DuPont Inc. said it plans to acquire engineering materials maker Rogers Corp. for about $5.2 billion, hoping to tap into the rapid growth of electric vehicles and advanced auto electronics.
The deal, announced Tuesday, also would boost DuPont's position in advanced materials for other key growth markets such as clean energy and 5G mobile phone service.
DuPont further disclosed plans to sell most of its Mobility and Materials unit, which makes polymers and resins for vehicles. Taken together, the deals will deepen the chemical maker's reach in fast-growing, higher-margin industrial and electronics markets and make its earnings more stable, the Wilmington, Del.-based company said.
"We are sharpening our focus on high-growth, high-value opportunities in sectors with steady long-term secular growth trends," DuPont CEO Ed Breen said in the statement. The company plans to further invest "organically and through strategic acquisitions to maximize our capabilities," he said.
The deals would add to Breen's reputation for deal-making, after he engineered the 2012 breakup of Tyco International and oversaw the 2000 sale of General Instrument. Rogers, based in Chandler, Ariz., develops advanced electronic materials.

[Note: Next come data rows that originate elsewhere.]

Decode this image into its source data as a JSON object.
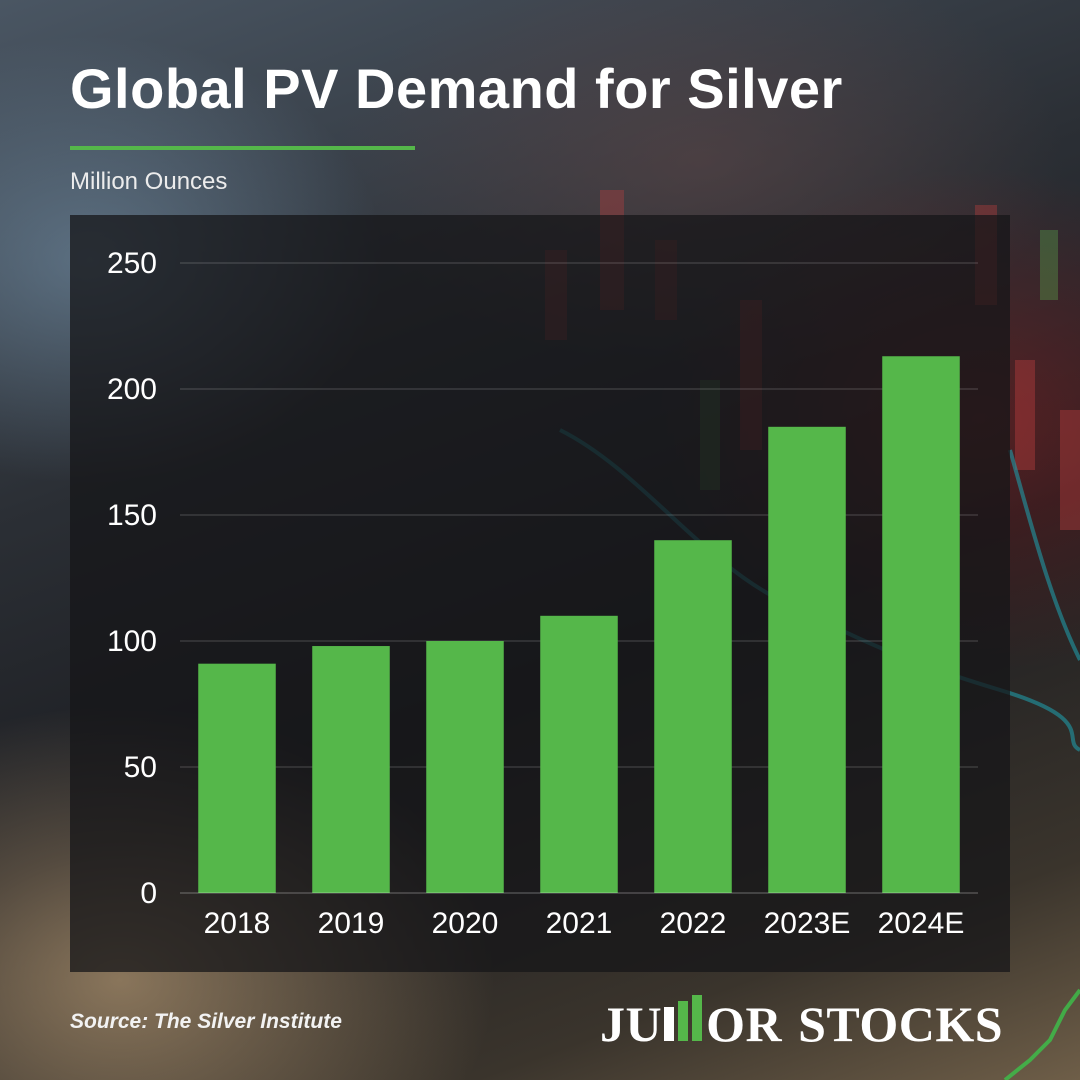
{
  "title": "Global PV Demand for Silver",
  "subtitle": "Million Ounces",
  "source": "Source: The Silver Institute",
  "logo": {
    "part1": "JU",
    "part2": "OR",
    "part3": "STOCKS",
    "full_text": "JUNIOR STOCKS"
  },
  "colors": {
    "bar": "#55b74a",
    "accent_rule": "#55b74a",
    "text": "#ffffff"
  },
  "chart_data": {
    "type": "bar",
    "title": "Global PV Demand for Silver",
    "ylabel": "Million Ounces",
    "categories": [
      "2018",
      "2019",
      "2020",
      "2021",
      "2022",
      "2023E",
      "2024E"
    ],
    "values": [
      91,
      98,
      100,
      110,
      140,
      185,
      213
    ],
    "ylim": [
      0,
      250
    ],
    "yticks": [
      0,
      50,
      100,
      150,
      200,
      250
    ],
    "grid": true,
    "legend": "none"
  }
}
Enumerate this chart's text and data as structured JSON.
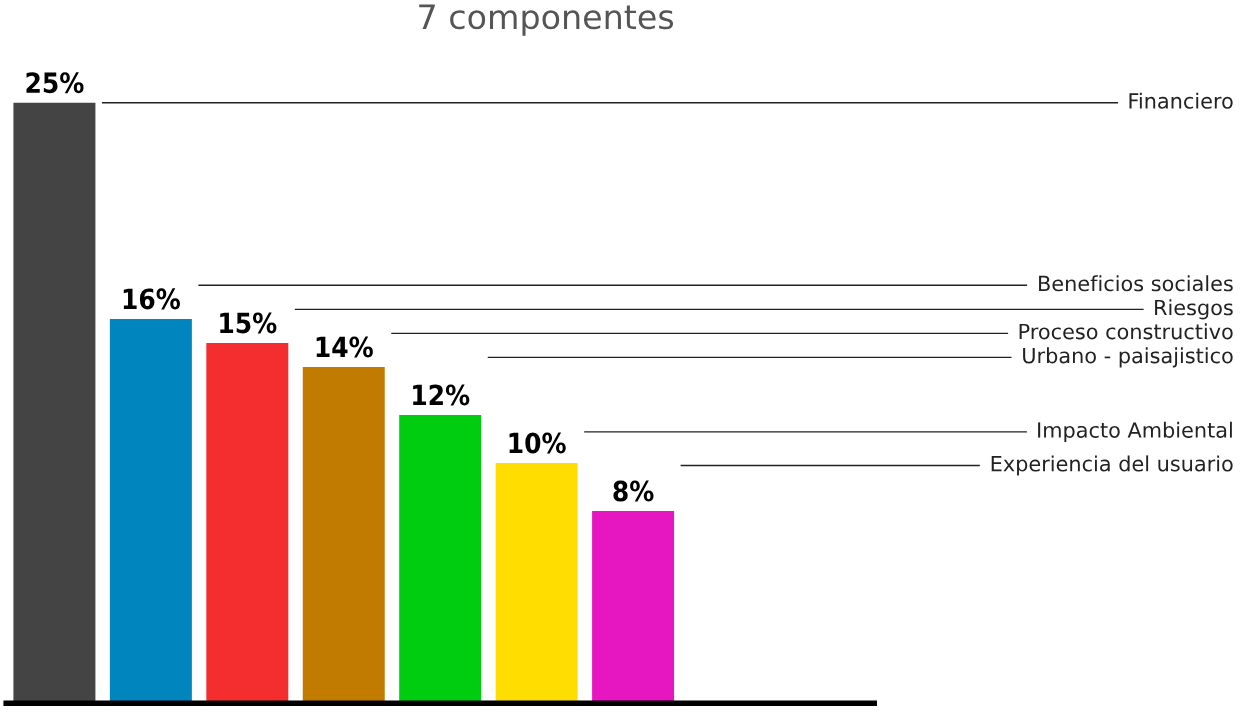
{
  "chart_data": {
    "type": "bar",
    "title": "7 componentes",
    "categories": [
      null,
      null,
      null,
      null,
      null,
      null,
      null
    ],
    "values": [
      25,
      16,
      15,
      14,
      12,
      10,
      8
    ],
    "value_labels": [
      "25%",
      "16%",
      "15%",
      "14%",
      "12%",
      "10%",
      "8%"
    ],
    "colors": [
      "#444444",
      "#0085be",
      "#f42e2e",
      "#c17c00",
      "#00cc10",
      "#ffdd00",
      "#e617c0"
    ],
    "ref_lines": [
      {
        "axis": "y",
        "value": 25,
        "label": "Financiero",
        "color": "#222222"
      },
      {
        "axis": "y",
        "value": 17.4,
        "label": "Beneficios sociales",
        "color": "#222222"
      },
      {
        "axis": "y",
        "value": 16.4,
        "label": "Riesgos",
        "color": "#222222"
      },
      {
        "axis": "y",
        "value": 15.4,
        "label": "Proceso constructivo",
        "color": "#222222"
      },
      {
        "axis": "y",
        "value": 14.4,
        "label": "Urbano - paisajistico",
        "color": "#222222"
      },
      {
        "axis": "y",
        "value": 11.3,
        "label": "Impacto Ambiental",
        "color": "#222222"
      },
      {
        "axis": "y",
        "value": 9.9,
        "label": "Experiencia del usuario",
        "color": "#222222"
      }
    ]
  }
}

DuPont expects that Mobility and Materials will generate $4.2 billion in sales this year. Marketing the operation could take as long as six months, with the sale expected to be completed by the fourth quarter of next year. Proceeds from the sale will be used to help fund the purchase of Rogers, it said.
Breen led the 2017 tie-up of DuPont and Dow Chemical Co. -- two key auto industry suppliers at the Tier 1 and Tier 2 levels -- and the subsequent breakup that formed a standalone DuPont, Dow Inc. and Corteva Inc.
This year, DuPont acquired Laird Performance Materials, which specializes in advanced electronic materials for autonomous vehicles, in a $2.3 billion deal.
The company on Tuesday also reported third-quarter results and cut its full-year forecast because of a slowdown in orders tied to the global semiconductor shortage.